Paul Palmer, professor of voluntary sector management at the Centre for Charity Effectiveness in the Cass Business School.
Social enterprise is seen as the panacea for a variety of problems, but to many it remains an uncontested phenomenon. There are alternative ways of thinking about social enterprise, of course. I make no pretence of balance in this article, which is a summary of these opinions, but I hope it will lead to a healthy debate.
The first argument focuses on the academic and professional knowledge base that underpins social enterprise and social entrepreneurship. Compared with, say, sociology, where is the theory for social enterprise? How can social entrepreneurs begin to compare themselves to a profession that regulates itself through systematic, required training and collegiate discipline, has a base in technical, specialised knowledge and has a service rather than profit orientation enshrined in its code of ethics?
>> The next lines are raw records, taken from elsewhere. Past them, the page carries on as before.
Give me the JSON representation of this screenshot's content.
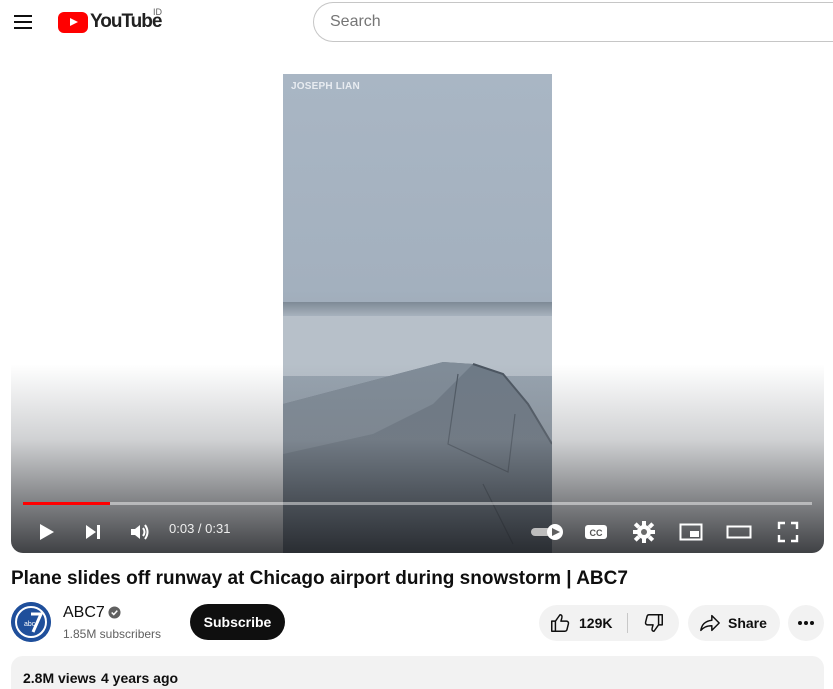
{
  "header": {
    "logo_text": "YouTube",
    "country_code": "ID",
    "search_placeholder": "Search"
  },
  "player": {
    "watermark": "JOSEPH LIAN",
    "current_time": "0:03",
    "separator": " / ",
    "duration": "0:31",
    "progress_fraction": 0.11,
    "progress_color": "#ff0000"
  },
  "video": {
    "title": "Plane slides off runway at Chicago airport during snowstorm | ABC7"
  },
  "channel": {
    "name": "ABC7",
    "subscribers": "1.85M subscribers",
    "subscribe_label": "Subscribe",
    "avatar_text": "abc"
  },
  "actions": {
    "likes": "129K",
    "share_label": "Share"
  },
  "description": {
    "views": "2.8M views",
    "published": "4 years ago"
  },
  "icons": [
    "menu-icon",
    "youtube-logo-icon",
    "play-icon",
    "next-icon",
    "volume-icon",
    "autoplay-toggle-icon",
    "captions-icon",
    "settings-icon",
    "miniplayer-icon",
    "theater-mode-icon",
    "fullscreen-icon",
    "verified-icon",
    "like-icon",
    "dislike-icon",
    "share-icon",
    "more-icon"
  ]
}
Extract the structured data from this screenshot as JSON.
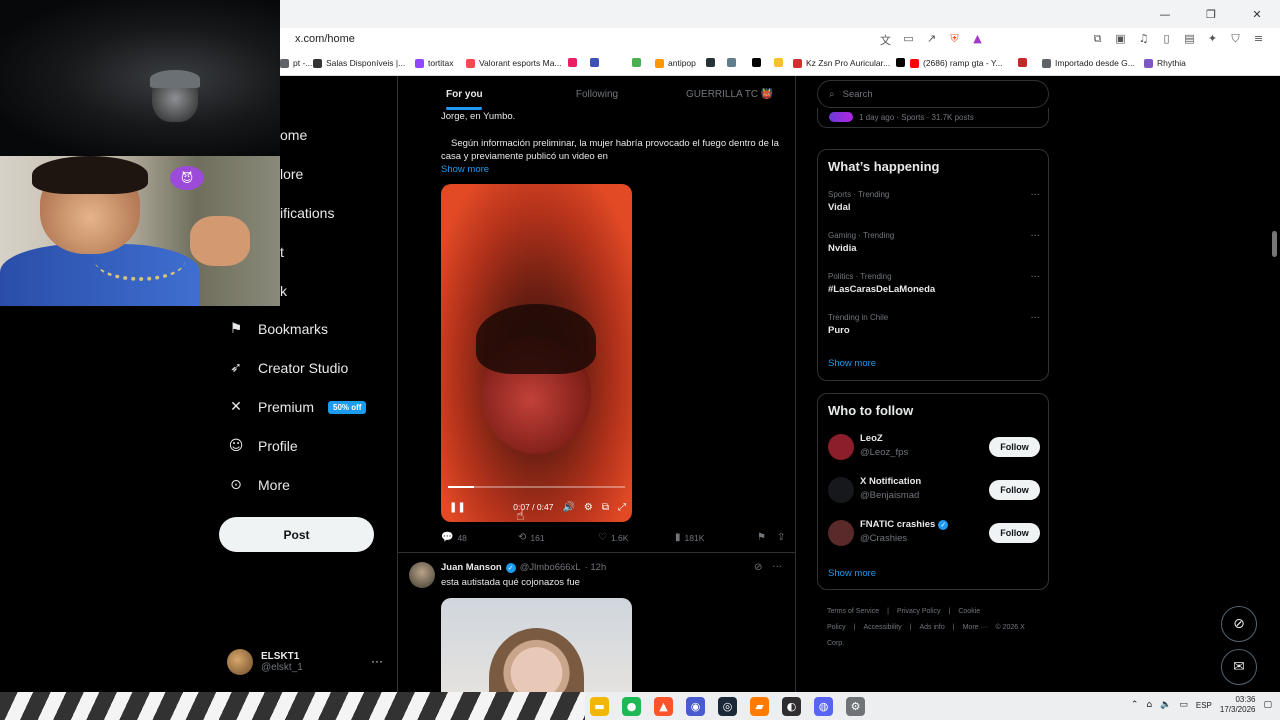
{
  "browser": {
    "url": "x.com/home",
    "window_controls": [
      "—",
      "❐",
      "✕"
    ],
    "bookmarks": [
      {
        "label": "pt -...",
        "color": "#5f6368"
      },
      {
        "label": "Salas Disponíveis |...",
        "color": "#333333"
      },
      {
        "label": "tortitax",
        "color": "#9146ff"
      },
      {
        "label": "Valorant esports Ma...",
        "color": "#ff4655"
      },
      {
        "label": "",
        "color": "#e91e63"
      },
      {
        "label": "",
        "color": "#3f51b5"
      },
      {
        "label": "",
        "color": "#4caf50"
      },
      {
        "label": "antipop",
        "color": "#ff9800"
      },
      {
        "label": "",
        "color": "#263238"
      },
      {
        "label": "",
        "color": "#607d8b"
      },
      {
        "label": "",
        "color": "#000000"
      },
      {
        "label": "",
        "color": "#fbc02d"
      },
      {
        "label": "Kz Zsn Pro Auricular...",
        "color": "#d32f2f"
      },
      {
        "label": "",
        "color": "#000000"
      },
      {
        "label": "(2686) ramp gta - Y...",
        "color": "#ff0000"
      },
      {
        "label": "",
        "color": "#c62828"
      },
      {
        "label": "Importado desde G...",
        "color": "#5f6368"
      },
      {
        "label": "Rhythia",
        "color": "#7e57c2"
      }
    ]
  },
  "nav": {
    "partial_items": [
      "ome",
      "lore",
      "ifications",
      "t",
      "k"
    ],
    "items": [
      {
        "label": "Bookmarks",
        "icon": "bookmark-icon",
        "glyph": "🔖"
      },
      {
        "label": "Creator Studio",
        "icon": "rocket-icon",
        "glyph": "🚀"
      },
      {
        "label": "Premium",
        "icon": "x-logo-icon",
        "glyph": "𝕏",
        "badge": "50% off"
      },
      {
        "label": "Profile",
        "icon": "person-icon",
        "glyph": "👤"
      },
      {
        "label": "More",
        "icon": "more-circle-icon",
        "glyph": "⋯"
      }
    ],
    "post_label": "Post",
    "account": {
      "name": "ELSKT1",
      "handle": "@elskt_1",
      "more": "···"
    }
  },
  "feed": {
    "tabs": [
      "For you",
      "Following",
      "GUERRILLA TC 👹"
    ],
    "tweet1": {
      "text_top": "Jorge, en Yumbo.",
      "text_body": "Según información preliminar, la mujer habría provocado el fuego dentro de la casa y previamente publicó un video en",
      "show_more": "Show more",
      "video": {
        "time": "0:07 / 0:47",
        "progress": 0.149
      },
      "actions": {
        "replies": "48",
        "reposts": "161",
        "likes": "1.6K",
        "views": "181K"
      }
    },
    "tweet2": {
      "name": "Juan Manson",
      "handle": "@Jlmbo666xL",
      "time": "· 12h",
      "text": "esta autistada qué cojonazos fue"
    }
  },
  "sidebar": {
    "search_placeholder": "Search",
    "top_trend_meta": "1 day ago · Sports · 31.7K posts",
    "happening_title": "What’s happening",
    "trends": [
      {
        "meta": "Sports · Trending",
        "name": "Vidal"
      },
      {
        "meta": "Gaming · Trending",
        "name": "Nvidia"
      },
      {
        "meta": "Politics · Trending",
        "name": "#LasCarasDeLaMoneda"
      },
      {
        "meta": "Trending in Chile",
        "name": "Puro"
      }
    ],
    "show_more": "Show more",
    "follow_title": "Who to follow",
    "follow": [
      {
        "name": "LeoZ",
        "handle": "@Leoz_fps",
        "verified": false,
        "avatar": "#8b1e2a"
      },
      {
        "name": "X Notification",
        "handle": "@Benjaismad",
        "verified": false,
        "avatar": "#16181c"
      },
      {
        "name": "FNATIC crashies",
        "handle": "@Crashies",
        "verified": true,
        "avatar": "#5a2a2a"
      }
    ],
    "follow_label": "Follow",
    "follow_show_more": "Show more",
    "footer": [
      "Terms of Service",
      "|",
      "Privacy Policy",
      "|",
      "Cookie Policy",
      "|",
      "Accessibility",
      "|",
      "Ads info",
      "|",
      "More ···",
      "© 2026 X Corp."
    ]
  },
  "taskbar": {
    "apps": [
      {
        "name": "file-explorer-icon",
        "color": "#f2b705"
      },
      {
        "name": "spotify-icon",
        "color": "#1db954"
      },
      {
        "name": "brave-icon",
        "color": "#fb542b"
      },
      {
        "name": "app-icon",
        "color": "#4a5bd1"
      },
      {
        "name": "steam-icon",
        "color": "#1b2838"
      },
      {
        "name": "sublime-icon",
        "color": "#ff7b00"
      },
      {
        "name": "obs-icon",
        "color": "#302e31"
      },
      {
        "name": "discord-icon",
        "color": "#5865f2"
      },
      {
        "name": "settings-icon",
        "color": "#6f7378"
      }
    ],
    "lang": "ESP",
    "time": "03:36",
    "date": "17/3/2026"
  }
}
Developing this reasoning further, where are the evidence-based studies to support claims that social entrepreneurs have developed innovative approaches? Are they any different from 19th-century figures who could equally be described as social entrepreneurs, such as Robert Owen, or business people with a social orientation, such as Sir Titus Salt or Joseph Rowntree?
The problems of the UK in the mid-19th century were just as complex as those of today, so why are we not looking to learn from this rich seam of voluntary action history?
Traditional concepts of voluntary non-profit organisations have been determined by the definition of charity and the 20th century relationship with the state. This status is enshrined in law and has been built upon the notion of the charitable trust, once a radical vehicle, initiated in the 16th century to encourage the wealthy to be charitable, following the demise of the church and the failure of the state to deal with the social problems of the time.
Case law, determined mostly by tax cases and the prudent actions of the Charity Commission, has resulted in a conservative legal vehicle. Would it not be sensible to allow what was originally a radical vehicle to re-establish itself with appropriate tax reliefs and governance structures?
Is social entrepreneurship really just a new spin on an old story? Deep down, does it not just reflect a dislike of the terms 'charity' and 'philanthropy' by its advocates? These same people hark back to the critique of the Poor Law by Sidney and Beatrice Webb. The founders of the Fabian Society hated the Charity Organisation Society. Do their modern successors still harbour a deep-seated resentment of the foundation world? If so, social enterprise becomes just a non-guilt-based substitute for charity.
- Social enterprise is seen as the answer to many problems, but the concept is rarely challenged
- Social entrepreneurship is not as innovative an idea as is widely believed.